I staggered back, ripping my hands away from the bed to grip the sides of my head. It felt like a white-hot, electrified needle had been driven directly behind my eyeballs. I squeezed my eyes shut, gasping in a breath, but the light didn't go away. It exploded outward, growing brighter until it filled my entire vision. 

A high-pitched, digital ringing drowned out the screams of the mother and the alarms of the ER. 

Then, a translucent blue screen materialized out of thin air, floating perfectly in front of my face. 

I blinked. I rubbed my eyes so hard I saw stars. But when I opened them, the screen stayed. It hovered directly above the dying boy's chest, glowing with a soft, unnatural, highly-rendered light.

[System Initialization Complete.]

[Host: Ryeong Bin. Status: Severely Exhausted. Motivation: Critical Low.]

What the hell? I thought, my heart hammering furiously against my ribs. Am I hallucinating? Did my brain finally snap from the sleep deprivation?

The text on the floating blue screen shifted. The old words deleted themselves, and new ones typed out with terrifying, rapid precision, accompanied by a soft clicking sound only I could hear. 

[Critical Patient Detected]

[Male, 8 years old]

[Death Probability: 98% within 3 minutes]

My breath caught in my throat. Ninety-eight percent. It was a death sentence written in glowing blue text. 

The screen flashed violently, the borders turning a dangerous, urgent shade of crimson. 

[Cause: Severe Tension Pneumothorax leading to imminent Cardiac Arrest]

[Warning: Attending Physician is misdiagnosing. Intubation under positive pressure will cause immediate respiratory collapse and death.]

[Mission Generated: Prevent Patient Death]

I stared at the floating words, my medical training slamming into my brain, bypassing the exhaustion. Tension pneumothorax. Air was escaping from a tear in his right lung and getting trapped in the chest cavity.
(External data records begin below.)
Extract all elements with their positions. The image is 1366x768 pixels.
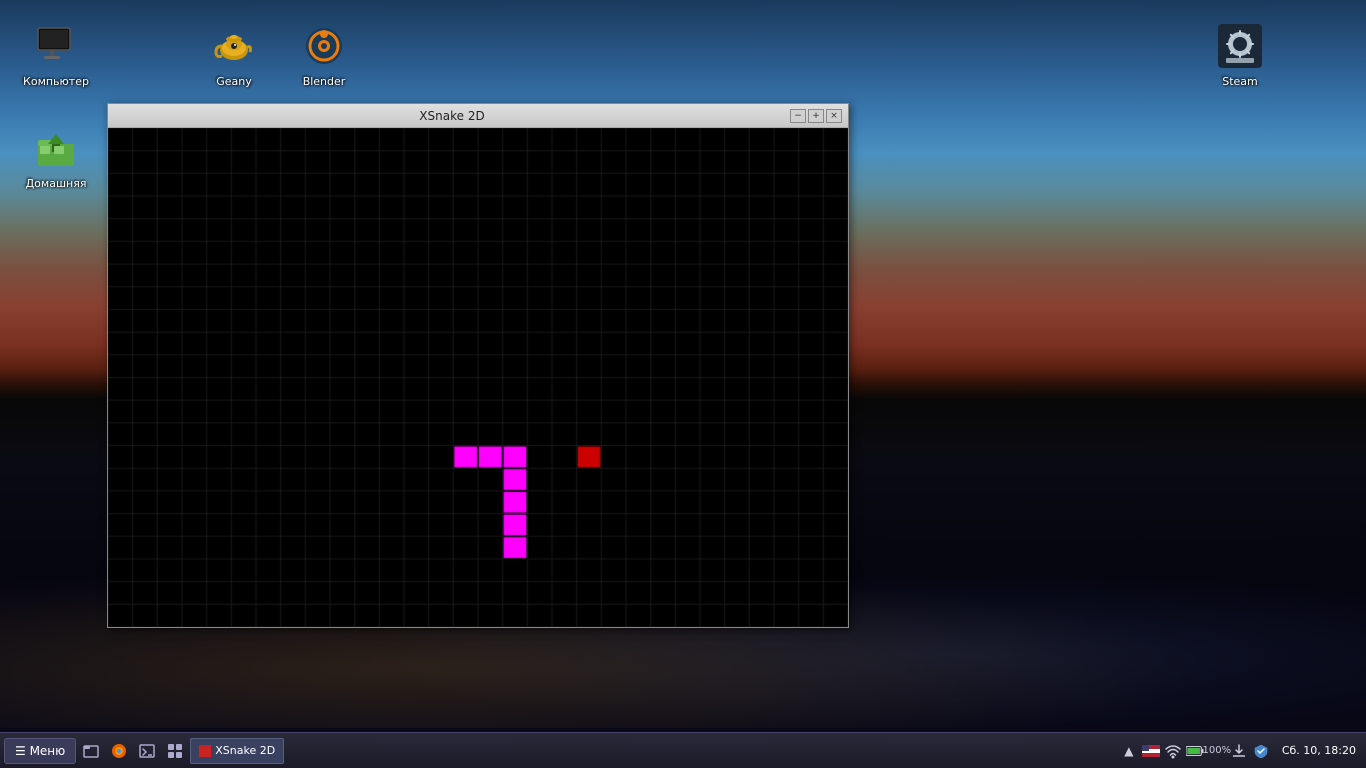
- tray-flag-icon[interactable]: [1142, 742, 1160, 760]
- steam-icon-label: Steam: [1219, 74, 1261, 90]
- geany-icon-label: Geany: [213, 74, 255, 90]
- window-maximize-button[interactable]: +: [808, 109, 824, 123]
- taskbar: ☰ Меню: [0, 732, 1366, 768]
- tray-wifi-icon[interactable]: [1164, 742, 1182, 760]
- tray-battery-label: 100%: [1208, 742, 1226, 760]
- app-indicator-icon: [199, 745, 211, 757]
- taskbar-clock: Сб. 10, 18:20: [1276, 744, 1362, 757]
- tray-shield-icon[interactable]: [1252, 742, 1270, 760]
- snake-game-canvas[interactable]: [108, 128, 848, 627]
- desktop-icon-home[interactable]: Домашняя: [20, 120, 92, 196]
- xsnake-window: XSnake 2D − + ×: [107, 103, 849, 628]
- computer-icon-label: Компьютер: [20, 74, 92, 90]
- tray-arrow-icon[interactable]: ▲: [1120, 742, 1138, 760]
- taskbar-firefox-button[interactable]: [106, 738, 132, 764]
- window-minimize-button[interactable]: −: [790, 109, 806, 123]
- desktop: Компьютер Geany: [0, 0, 1366, 768]
- desktop-icon-computer[interactable]: Компьютер: [20, 18, 92, 94]
- window-titlebar[interactable]: XSnake 2D − + ×: [108, 104, 848, 128]
- home-icon-label: Домашняя: [23, 176, 90, 192]
- taskbar-app-label: XSnake 2D: [215, 744, 275, 757]
- taskbar-extra-button[interactable]: [162, 738, 188, 764]
- window-title: XSnake 2D: [114, 109, 790, 123]
- steam-icon-img: [1216, 22, 1264, 70]
- taskbar-xsnake-app[interactable]: XSnake 2D: [190, 738, 284, 764]
- window-controls: − + ×: [790, 109, 842, 123]
- computer-icon-img: [32, 22, 80, 70]
- tray-download-icon[interactable]: [1230, 742, 1248, 760]
- taskbar-menu-button[interactable]: ☰ Меню: [4, 738, 76, 764]
- geany-icon-img: [210, 22, 258, 70]
- blender-icon-img: [300, 22, 348, 70]
- desktop-icon-steam[interactable]: Steam: [1204, 18, 1276, 94]
- taskbar-tray: ▲: [1116, 742, 1274, 760]
- blender-icon-label: Blender: [300, 74, 349, 90]
- desktop-icon-blender[interactable]: Blender: [288, 18, 360, 94]
- taskbar-files-button[interactable]: [78, 738, 104, 764]
- desktop-icon-geany[interactable]: Geany: [198, 18, 270, 94]
- home-icon-img: [32, 124, 80, 172]
- window-close-button[interactable]: ×: [826, 109, 842, 123]
- taskbar-terminal-button[interactable]: [134, 738, 160, 764]
- tray-battery-icon[interactable]: [1186, 742, 1204, 760]
- window-content: [108, 128, 848, 627]
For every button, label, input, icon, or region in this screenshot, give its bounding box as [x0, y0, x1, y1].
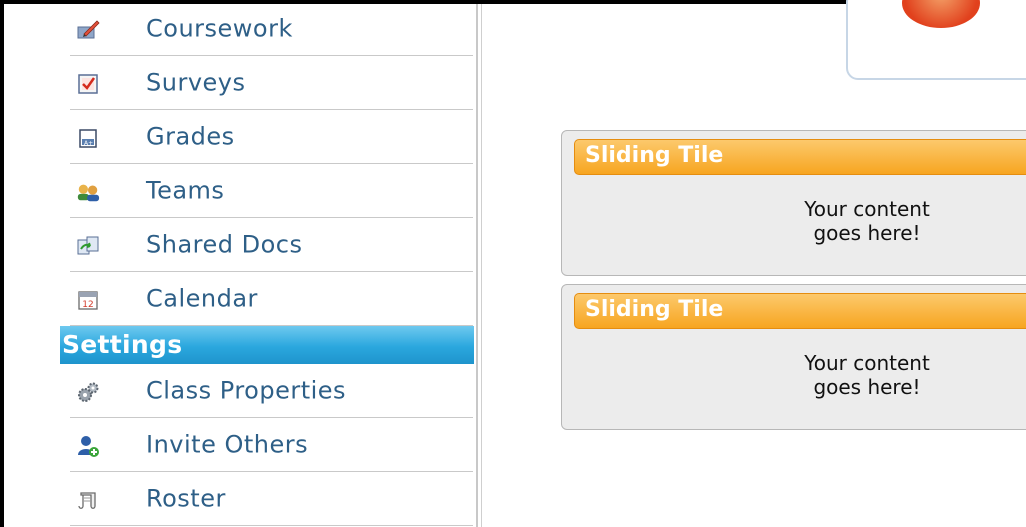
- sidebar-item-label: Shared Docs: [146, 229, 303, 258]
- sidebar-item-roster[interactable]: Roster: [70, 474, 473, 526]
- sidebar-item-label: Invite Others: [146, 429, 309, 458]
- tile-content-line: goes here!: [813, 221, 921, 245]
- sidebar-item-shared-docs[interactable]: Shared Docs: [70, 220, 473, 272]
- gears-icon: [76, 380, 100, 404]
- grade-sheet-icon: A+: [76, 126, 100, 150]
- sidebar-item-surveys[interactable]: Surveys: [70, 58, 473, 110]
- tile-content: Your content goes here!: [752, 197, 982, 245]
- tile-header: Sliding Tile: [574, 293, 1026, 329]
- settings-section-header: Settings: [60, 326, 474, 364]
- panel-divider: [481, 4, 482, 527]
- sliding-tile[interactable]: Sliding Tile Your content goes here!: [561, 130, 1026, 276]
- sidebar-item-class-properties[interactable]: Class Properties: [70, 366, 473, 418]
- sidebar-item-label: Teams: [146, 175, 225, 204]
- calendar-icon: 12: [76, 288, 100, 312]
- scroll-icon: [76, 488, 100, 512]
- tile-content: Your content goes here!: [752, 351, 982, 399]
- tile-title: Sliding Tile: [585, 297, 724, 322]
- tile-content-line: goes here!: [813, 375, 921, 399]
- sidebar-item-grades[interactable]: A+ Grades: [70, 112, 473, 164]
- tile-content-line: Your content: [804, 197, 930, 221]
- sliding-tile[interactable]: Sliding Tile Your content goes here!: [561, 284, 1026, 430]
- people-icon: [76, 180, 100, 204]
- tile-header: Sliding Tile: [574, 139, 1026, 175]
- sidebar-item-calendar[interactable]: 12 Calendar: [70, 274, 473, 326]
- shared-docs-icon: [76, 234, 100, 258]
- sidebar-item-label: Grades: [146, 121, 235, 150]
- svg-text:A+: A+: [84, 140, 93, 147]
- sidebar-item-invite-others[interactable]: Invite Others: [70, 420, 473, 472]
- sidebar-item-label: Coursework: [146, 13, 293, 42]
- tile-title: Sliding Tile: [585, 143, 724, 168]
- calendar-icon-day: 12: [82, 300, 93, 310]
- tile-content-line: Your content: [804, 351, 930, 375]
- sidebar-item-label: Class Properties: [146, 375, 347, 404]
- add-person-icon: [76, 434, 100, 458]
- checklist-icon: [76, 72, 100, 96]
- sidebar-item-coursework[interactable]: Coursework: [70, 4, 473, 56]
- sidebar-item-label: Surveys: [146, 67, 246, 96]
- pencil-paper-icon: [76, 18, 100, 42]
- sidebar-item-label: Calendar: [146, 283, 258, 312]
- section-title: Settings: [62, 330, 183, 359]
- sidebar-item-teams[interactable]: Teams: [70, 166, 473, 218]
- sidebar-item-label: Roster: [146, 483, 226, 512]
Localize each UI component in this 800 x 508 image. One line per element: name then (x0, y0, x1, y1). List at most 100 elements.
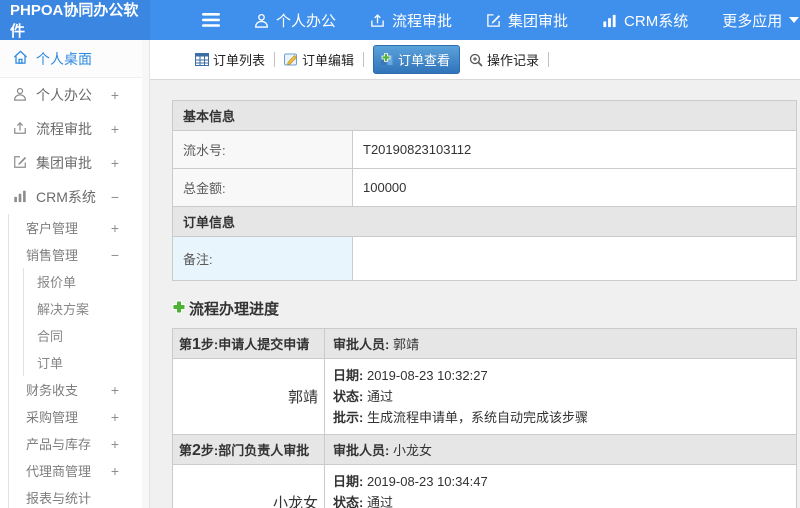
tab-label: 操作记录 (487, 53, 540, 68)
date-value: 2019-08-23 10:34:47 (366, 474, 488, 489)
detail-line-comment: 批示: 生成流程申请单，系统自动完成该步骤 (333, 407, 788, 428)
nav-label: 集团审批 (508, 12, 569, 30)
expand-plus-icon[interactable]: + (111, 121, 119, 137)
step-detail-cell: 日期: 2019-08-23 10:32:27 状态: 通过 批示: 生成流程申… (324, 358, 797, 435)
group-approval-icon (486, 13, 501, 28)
field-value-serial-no: T20190823103112 (352, 130, 797, 169)
collapse-minus-icon[interactable]: − (111, 189, 119, 205)
expand-plus-icon[interactable]: + (111, 463, 119, 479)
sidebar-item-label: 报表与统计 (26, 491, 92, 506)
process-steps-table: 第1步:申请人提交申请 审批人员: 郭靖 郭靖 日期: 2019-08-23 1… (172, 328, 797, 508)
app-window: PHPOA协同办公软件 个人办公 流程审批 集团审批 CRM系统 更多应用 个人… (0, 0, 800, 508)
sidebar-item-label: 解决方案 (37, 302, 90, 317)
approver-name: 小龙女 (392, 443, 432, 458)
person-icon (13, 87, 27, 104)
tab-strip: 订单列表 订单编辑 订单查看 操作记录 (150, 40, 800, 80)
detail-line-status: 状态: 通过 (333, 386, 788, 407)
step-suffix: 步:部门负责人审批 (200, 442, 310, 458)
sidebar-item-purchasing[interactable]: 采购管理 + (9, 403, 149, 430)
step-number: 2 (192, 441, 201, 459)
tab-divider (363, 52, 365, 67)
collapse-minus-icon[interactable]: − (111, 247, 119, 263)
field-label-remark: 备注: (172, 236, 353, 281)
sidebar-item-label: 流程审批 (36, 121, 92, 137)
sidebar-item-process-approval[interactable]: 流程审批 + (0, 112, 149, 146)
sidebar-item-reports-stats[interactable]: 报表与统计 (9, 484, 149, 508)
sales-submenu: 报价单 解决方案 合同 订单 (23, 268, 149, 376)
tab-divider (274, 52, 276, 67)
step-suffix: 步:申请人提交申请 (200, 336, 310, 352)
step-header-row: 第2步:部门负责人审批 审批人员: 小龙女 (172, 434, 797, 465)
sidebar-item-contract[interactable]: 合同 (24, 322, 149, 349)
caret-down-icon (789, 17, 800, 23)
sidebar-item-sales-mgmt[interactable]: 销售管理 − (9, 241, 149, 268)
date-label: 日期: (333, 474, 364, 489)
field-value-remark (352, 236, 797, 281)
expand-plus-icon[interactable]: + (111, 382, 119, 398)
expand-plus-icon[interactable]: + (111, 155, 119, 171)
status-label: 状态: (333, 389, 364, 404)
green-plus-icon (172, 300, 186, 318)
approver-label: 审批人员: (333, 337, 390, 352)
sidebar-item-agent-mgmt[interactable]: 代理商管理 + (9, 457, 149, 484)
process-approval-icon (13, 121, 27, 138)
detail-line-date: 日期: 2019-08-23 10:34:47 (333, 471, 788, 492)
sidebar-item-customer-mgmt[interactable]: 客户管理 + (9, 214, 149, 241)
tab-order-list[interactable]: 订单列表 (195, 50, 265, 69)
hamburger-menu-icon[interactable] (202, 13, 220, 27)
sidebar-item-personal-office[interactable]: 个人办公 + (0, 78, 149, 112)
tab-order-edit[interactable]: 订单编辑 (284, 50, 354, 69)
nav-crm-system[interactable]: CRM系统 (602, 10, 688, 31)
sidebar-scrollbar[interactable] (142, 40, 149, 508)
detail-line-status: 状态: 通过 (333, 492, 788, 508)
comment-value: 生成流程申请单，系统自动完成该步骤 (366, 410, 588, 425)
sidebar-item-label: 个人桌面 (36, 50, 92, 67)
sidebar-item-solution[interactable]: 解决方案 (24, 295, 149, 322)
date-value: 2019-08-23 10:32:27 (366, 368, 488, 383)
sidebar-item-quotation[interactable]: 报价单 (24, 268, 149, 295)
expand-plus-icon[interactable]: + (111, 220, 119, 236)
group-approval-icon (13, 155, 27, 172)
table-row: 总金额: 100000 (172, 168, 797, 207)
step-number: 1 (192, 335, 201, 353)
status-label: 状态: (333, 495, 364, 508)
order-list-icon (195, 53, 209, 66)
step-title: 第1步:申请人提交申请 (172, 328, 325, 359)
expand-plus-icon[interactable]: + (111, 87, 119, 103)
order-edit-icon (284, 53, 298, 66)
nav-label: CRM系统 (624, 12, 689, 30)
sidebar-item-label: 产品与库存 (26, 437, 92, 452)
tab-label: 订单列表 (213, 53, 266, 68)
table-row: 流水号: T20190823103112 (172, 130, 797, 169)
sidebar-item-label: 合同 (37, 329, 64, 344)
sidebar: 个人桌面 个人办公 + 流程审批 + 集团审批 + CRM系统 − 客户管理 +… (0, 40, 150, 508)
order-detail-table: 基本信息 流水号: T20190823103112 总金额: 100000 订单… (172, 100, 797, 281)
expand-plus-icon[interactable]: + (111, 436, 119, 452)
step-prefix: 第 (179, 442, 193, 458)
crm-submenu: 客户管理 + 销售管理 − 报价单 解决方案 合同 订单 财务收支 + 采购管理… (8, 214, 149, 508)
tab-order-view[interactable]: 订单查看 (373, 45, 461, 74)
nav-more-apps[interactable]: 更多应用 (722, 10, 800, 31)
sidebar-item-products-inventory[interactable]: 产品与库存 + (9, 430, 149, 457)
sidebar-item-desktop[interactable]: 个人桌面 (0, 40, 149, 78)
step-actor-name: 小龙女 (172, 464, 325, 508)
heading-label: 流程办理进度 (189, 301, 280, 318)
sidebar-item-label: 销售管理 (26, 248, 79, 263)
sidebar-item-crm-system[interactable]: CRM系统 − (0, 180, 149, 214)
top-nav: 个人办公 流程审批 集团审批 CRM系统 更多应用 (202, 0, 800, 40)
field-value-total-amount: 100000 (352, 168, 797, 207)
main-area: 订单列表 订单编辑 订单查看 操作记录 基本信息 流水号: T201908231… (150, 40, 800, 508)
table-row: 备注: (172, 236, 797, 281)
nav-process-approval[interactable]: 流程审批 (370, 10, 452, 31)
sidebar-item-order[interactable]: 订单 (24, 349, 149, 376)
sidebar-item-label: 集团审批 (36, 155, 92, 171)
tab-operation-log[interactable]: 操作记录 (469, 50, 539, 69)
sidebar-item-group-approval[interactable]: 集团审批 + (0, 146, 149, 180)
step-approver-cell: 审批人员: 小龙女 (324, 434, 797, 465)
nav-personal-office[interactable]: 个人办公 (254, 10, 336, 31)
expand-plus-icon[interactable]: + (111, 409, 119, 425)
sidebar-item-finance[interactable]: 财务收支 + (9, 376, 149, 403)
nav-label: 个人办公 (276, 12, 337, 30)
sidebar-item-label: 报价单 (37, 275, 77, 290)
nav-group-approval[interactable]: 集团审批 (486, 10, 568, 31)
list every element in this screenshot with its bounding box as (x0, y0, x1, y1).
The pressure was building with every ragged gasp, physically crushing his working lung and pushing his heart to the side so it couldn't pump blood. The boy didn't just need an airway tube. Pushing air into his lungs with a bag-valve mask would be like blowing up a balloon inside a locked metal box. It would crush his heart instantly. He needed the pressure released. Now.